CONFOUNDING FACTORS IN THE USE OF HEART RATE VARIABILITY
It has been shown by Bernardi et althat the amount of RR variability and its slower fluctuations largely depend on physical activity, with a very low frequency fluctuation that increases with higher activity levels.33 Highly trained elite cyclists have, by definition, higher daytime activity levels than sedentary control subjects. To compare ultra low frequency power between these two groups, the higher physical activity level of the cyclists should be corrected. This was accomplished by studying a physiologically comparable period in both groups without any physical activity—that is, sleep.
Studies of heart rate variability in athletes have yielded conflicting results. Most investigations have shown that aerobic training may increase cardiac vagal tone at rest, resulting in increased heart rate variability,18-24 but other reports have failed to show such an increase.45-49 Factors that may contribute to the inconsistency of these results are the evaluation of young individuals who already possess high vagal tone and insufficient duration of the training programme to develop left ventricular hypertrophy.47 We therefore chose to study an older population of elite cyclists with a training history of about 20 years to ensure adequate training stimulus of sufficient duration to develop increased left ventricular mass.
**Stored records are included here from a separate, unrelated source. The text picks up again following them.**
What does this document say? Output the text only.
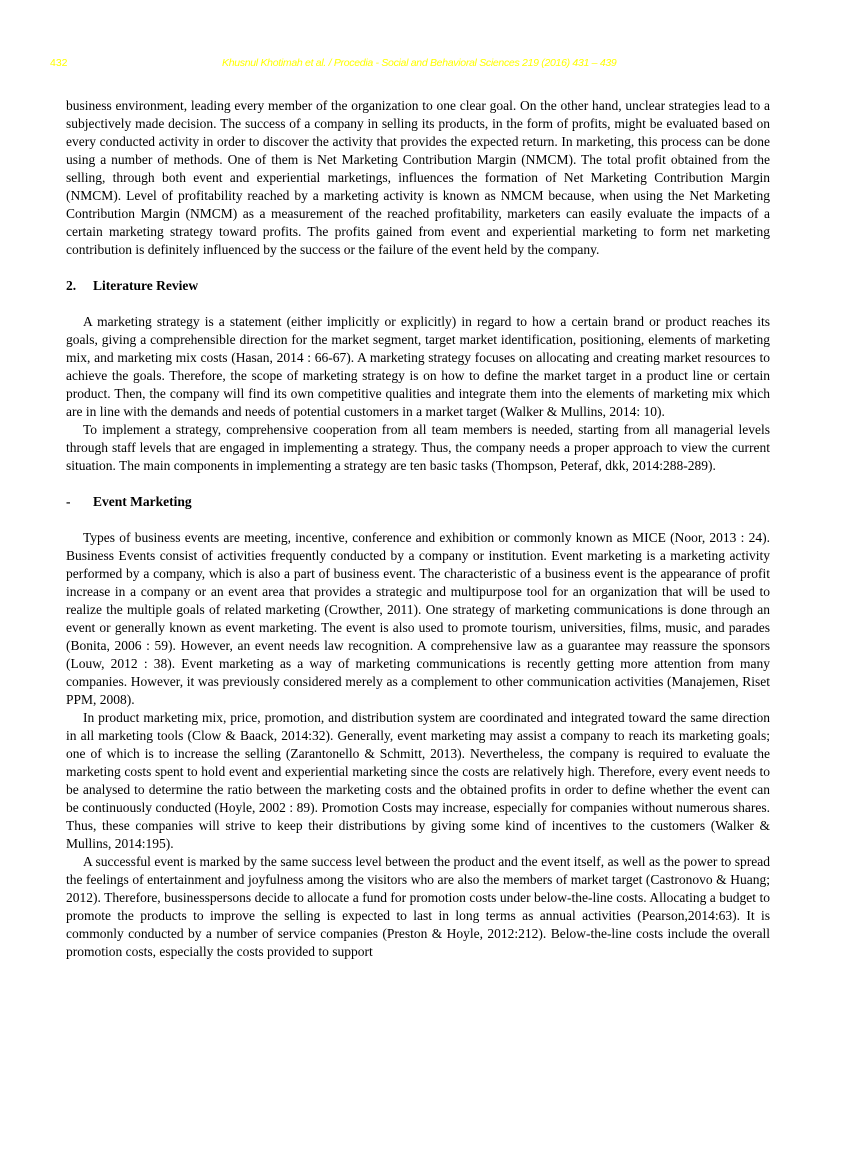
432	Khusnul Khotimah et al. / Procedia - Social and Behavioral Sciences 219 (2016) 431 – 439

business environment, leading every member of the organization to one clear goal. On the other hand, unclear strategies lead to a subjectively made decision. The success of a company in selling its products, in the form of profits, might be evaluated based on every conducted activity in order to discover the activity that provides the expected return. In marketing, this process can be done using a number of methods. One of them is Net Marketing Contribution Margin (NMCM). The total profit obtained from the selling, through both event and experiential marketings, influences the formation of Net Marketing Contribution Margin (NMCM). Level of profitability reached by a marketing activity is known as NMCM because, when using the Net Marketing Contribution Margin (NMCM) as a measurement of the reached profitability, marketers can easily evaluate the impacts of a certain marketing strategy toward profits. The profits gained from event and experiential marketing to form net marketing contribution is definitely influenced by the success or the failure of the event held by the company.

2.	Literature Review

A marketing strategy is a statement (either implicitly or explicitly) in regard to how a certain brand or product reaches its goals, giving a comprehensible direction for the market segment, target market identification, positioning, elements of marketing mix, and marketing mix costs (Hasan, 2014 : 66-67). A marketing strategy focuses on allocating and creating market resources to achieve the goals. Therefore, the scope of marketing strategy is on how to define the market target in a product line or certain product. Then, the company will find its own competitive qualities and integrate them into the elements of marketing mix which are in line with the demands and needs of potential customers in a market target (Walker & Mullins, 2014: 10).

To implement a strategy, comprehensive cooperation from all team members is needed, starting from all managerial levels through staff levels that are engaged in implementing a strategy. Thus, the company needs a proper approach to view the current situation. The main components in implementing a strategy are ten basic tasks (Thompson, Peteraf, dkk, 2014:288-289).

-	Event Marketing

Types of business events are meeting, incentive, conference and exhibition or commonly known as MICE (Noor, 2013 : 24). Business Events consist of activities frequently conducted by a company or institution. Event marketing is a marketing activity performed by a company, which is also a part of business event. The characteristic of a business event is the appearance of profit increase in a company or an event area that provides a strategic and multipurpose tool for an organization that will be used to realize the multiple goals of related marketing (Crowther, 2011). One strategy of marketing communications is done through an event or generally known as event marketing. The event is also used to promote tourism, universities, films, music, and parades (Bonita, 2006 : 59). However, an event needs law recognition. A comprehensive law as a guarantee may reassure the sponsors (Louw, 2012 : 38). Event marketing as a way of marketing communications is recently getting more attention from many companies. However, it was previously considered merely as a complement to other communication activities (Manajemen, Riset PPM, 2008).

In product marketing mix, price, promotion, and distribution system are coordinated and integrated toward the same direction in all marketing tools (Clow & Baack, 2014:32). Generally, event marketing may assist a company to reach its marketing goals; one of which is to increase the selling (Zarantonello & Schmitt, 2013). Nevertheless, the company is required to evaluate the marketing costs spent to hold event and experiential marketing since the costs are relatively high. Therefore, every event needs to be analysed to determine the ratio between the marketing costs and the obtained profits in order to define whether the event can be continuously conducted (Hoyle, 2002 : 89). Promotion Costs may increase, especially for companies without numerous shares. Thus, these companies will strive to keep their distributions by giving some kind of incentives to the customers (Walker & Mullins, 2014:195).

A successful event is marked by the same success level between the product and the event itself, as well as the power to spread the feelings of entertainment and joyfulness among the visitors who are also the members of market target (Castronovo & Huang; 2012). Therefore, businesspersons decide to allocate a fund for promotion costs under below-the-line costs. Allocating a budget to promote the products to improve the selling is expected to last in long terms as annual activities (Pearson,2014:63). It is commonly conducted by a number of service companies (Preston & Hoyle, 2012:212). Below-the-line costs include the overall promotion costs, especially the costs provided to support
Only half of the ECGs of the cyclists met the Sokolow–Lyon voltage criteria for left ventricular hypertrophy. However, the sensitivity of ECG left ventricular hypertrophy is very low and we therefore compared the measured left ventricular mass. The increase in left ventricular mass found in cyclists compared with control subjects is substantial (44%) and in agreement with previous magnetic resonance and echocardiographic studies on the athlete’s heart.50
Our study shows that cyclists with training induced left ventricular hypertrophy have an increased vagal control that is independent of the extent of left ventricular hypertrophy. Heart rate variability was also significantly correlated with high energy phosphate metabolism and diastolic function. If we take into account that hearts of elite cyclists show normal diastolic function and normal high energy phosphate metabolism, we should classify training induced left ventricular hypertrophy as physiological hypertrophy, without a proven augmented risk of sudden cardiac death. The strong correlation between heart rate variability and myocardial PCr/ATP levels found in our study suggests that a low myocardial PCr/ATP ratio in particular individuals might represent a cardiovascular risk factor.
This study was supported by the Netherlands Heart Foundation (grant No 94.107), The Hague, The Netherlands. We wish to thank Janine Voogd and Dick van de Weerd for their assistance in the processing and editing of the data.